“I am here,” she said, brightly. “Behol’! all is now well. I shall let nothing trouble you.”

“Do you love me?”

“Yes.... And you?”

“You are very beautiful.”

“That is well.... No, I am not beautiful, but it is well you theenk it is so. I am happy.”

She regarded him solicitously. “You are ver’ tired. Have you work’ beaucoup? It is not that you have an illness?”

“No.... No. Everything is all right now that you are here. You are the only person who is right in the whole world.”

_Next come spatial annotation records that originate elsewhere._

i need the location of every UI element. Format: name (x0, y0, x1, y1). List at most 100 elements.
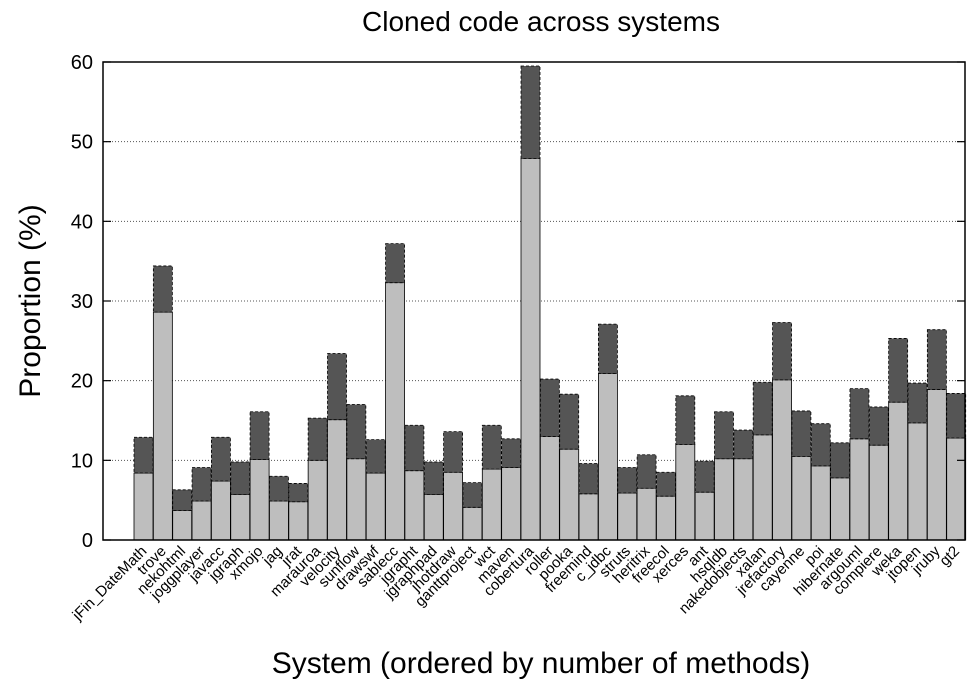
bar-upper-segment (656, 471, 676, 497)
bar-upper-segment (791, 410, 812, 457)
bar-upper-segment (539, 378, 560, 437)
y-tick-label: 40 (71, 211, 93, 233)
bar-lower-segment (694, 491, 715, 541)
bar-upper-segment (423, 461, 444, 495)
bar-upper-segment (385, 243, 405, 284)
y-tick-label: 50 (71, 132, 93, 154)
bar-upper-segment (598, 323, 618, 374)
bar-upper-segment (443, 431, 464, 473)
bar-upper-segment (578, 463, 599, 495)
y-tick-label: 30 (71, 291, 93, 313)
bar-lower-segment (849, 438, 870, 541)
bar-lower-segment (752, 434, 773, 541)
bar-lower-segment (520, 157, 541, 541)
bar-upper-segment (810, 423, 831, 467)
bar-upper-segment (481, 424, 502, 470)
bar-upper-segment (191, 467, 212, 502)
bar-lower-segment (714, 458, 734, 541)
bar-lower-segment (791, 455, 812, 541)
y-axis-label: Proportion (%) (14, 204, 47, 397)
bar-lower-segment (133, 472, 154, 541)
bar-upper-segment (365, 439, 386, 474)
bar-upper-segment (520, 65, 541, 159)
bar-upper-segment (307, 417, 328, 461)
bar-lower-segment (578, 493, 599, 541)
bar-upper-segment (694, 460, 715, 493)
bar-lower-segment (423, 494, 444, 541)
bar-upper-segment (868, 406, 889, 446)
bar-upper-segment (752, 381, 773, 436)
bar-upper-segment (152, 265, 173, 313)
chart-title: Cloned code across systems (362, 6, 720, 37)
bar-lower-segment (656, 495, 676, 541)
y-tick-label: 60 (71, 52, 93, 74)
bars (133, 65, 967, 541)
y-axis-ticks: 0 10 20 30 40 50 60 (71, 52, 965, 552)
bar-lower-segment (830, 477, 850, 541)
bar-upper-segment (946, 393, 967, 439)
bar-lower-segment (230, 494, 251, 541)
bar-lower-segment (636, 487, 657, 541)
bar-lower-segment (907, 422, 928, 541)
bar-lower-segment (598, 373, 618, 541)
x-axis-label: System (ordered by number of methods) (272, 647, 811, 680)
bar-lower-segment (191, 500, 212, 541)
bar-lower-segment (559, 448, 580, 541)
bar-lower-segment (288, 501, 309, 541)
bar-upper-segment (346, 404, 367, 460)
bar-upper-segment (249, 411, 270, 460)
bar-lower-segment (888, 401, 909, 541)
bar-lower-segment (946, 437, 967, 541)
bar-lower-segment (733, 458, 754, 541)
bar-lower-segment (385, 282, 405, 541)
x-tick-label: gt2 (936, 543, 963, 570)
bar-lower-segment (481, 468, 502, 541)
bar-upper-segment (675, 395, 696, 445)
bar-lower-segment (152, 311, 173, 541)
bar-upper-segment (772, 322, 792, 381)
bar-lower-segment (346, 458, 367, 541)
bar-lower-segment (172, 510, 193, 541)
bar-lower-segment (675, 443, 696, 541)
bar-lower-segment (539, 436, 560, 541)
bar-lower-segment (307, 459, 328, 541)
y-tick-label: 10 (71, 450, 93, 472)
bar-upper-segment (269, 475, 289, 502)
bar-upper-segment (559, 393, 580, 450)
bar-upper-segment (849, 388, 870, 440)
bar-lower-segment (462, 506, 483, 541)
bar-lower-segment (617, 492, 638, 541)
bar-upper-segment (172, 489, 193, 511)
bar-lower-segment (810, 465, 831, 541)
bar-upper-segment (926, 329, 947, 390)
y-tick-label: 0 (82, 530, 93, 552)
bar-lower-segment (772, 379, 792, 541)
bar-upper-segment (230, 461, 251, 495)
bar-upper-segment (907, 382, 928, 424)
bar-lower-segment (868, 444, 889, 541)
bar-upper-segment (327, 353, 347, 421)
bar-upper-segment (617, 467, 638, 494)
y-tick-label: 20 (71, 371, 93, 393)
bar-upper-segment (830, 442, 850, 479)
bar-upper-segment (888, 338, 909, 403)
x-axis-labels: jFin_DateMathtrovenekohtmljoggplayerjava… (69, 542, 963, 624)
bar-upper-segment (501, 438, 522, 468)
bar-lower-segment (249, 459, 270, 541)
bar-upper-segment (733, 429, 754, 460)
bar-upper-segment (462, 482, 483, 508)
bar-upper-segment (636, 454, 657, 489)
bar-upper-segment (210, 436, 231, 482)
bar-lower-segment (327, 419, 347, 541)
bar-upper-segment (288, 483, 309, 503)
bar-lower-segment (501, 467, 522, 541)
bar-lower-segment (210, 480, 231, 541)
bar-lower-segment (269, 500, 289, 541)
bar-upper-segment (133, 436, 154, 474)
bar-upper-segment (404, 424, 425, 472)
bar-lower-segment (926, 389, 947, 541)
bar-upper-segment (714, 411, 734, 460)
bar-lower-segment (404, 470, 425, 541)
bar-lower-segment (443, 471, 464, 541)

“Oh!... Oh!... I am ver’ wonderful! I do not know thees till I meet you. I theenk I am only a yo’ng girl, but behol’! I have ver’ suddenly become—how do you say?—The dictionnaire—queek. The dictionnaire!” Laughing gaily, she searched with ludicrous haste for the word and could not find it. “Oh, it is terrible! W’at I am I cannot say. I am something that ees not in the dictionnaire. To be a thing that is not in the dictionnaire is mos’ grand and étonnant—astonishing. I shall to be ver’ vain.”

Her eyes were dancing with an impish light. She seemed very young, a child, endowed with some magical quality which reassured him, dispelled the heaviness which rested on him.

“Have Monsieur Bert and Mademoiselle Madeleine yet arrive’?”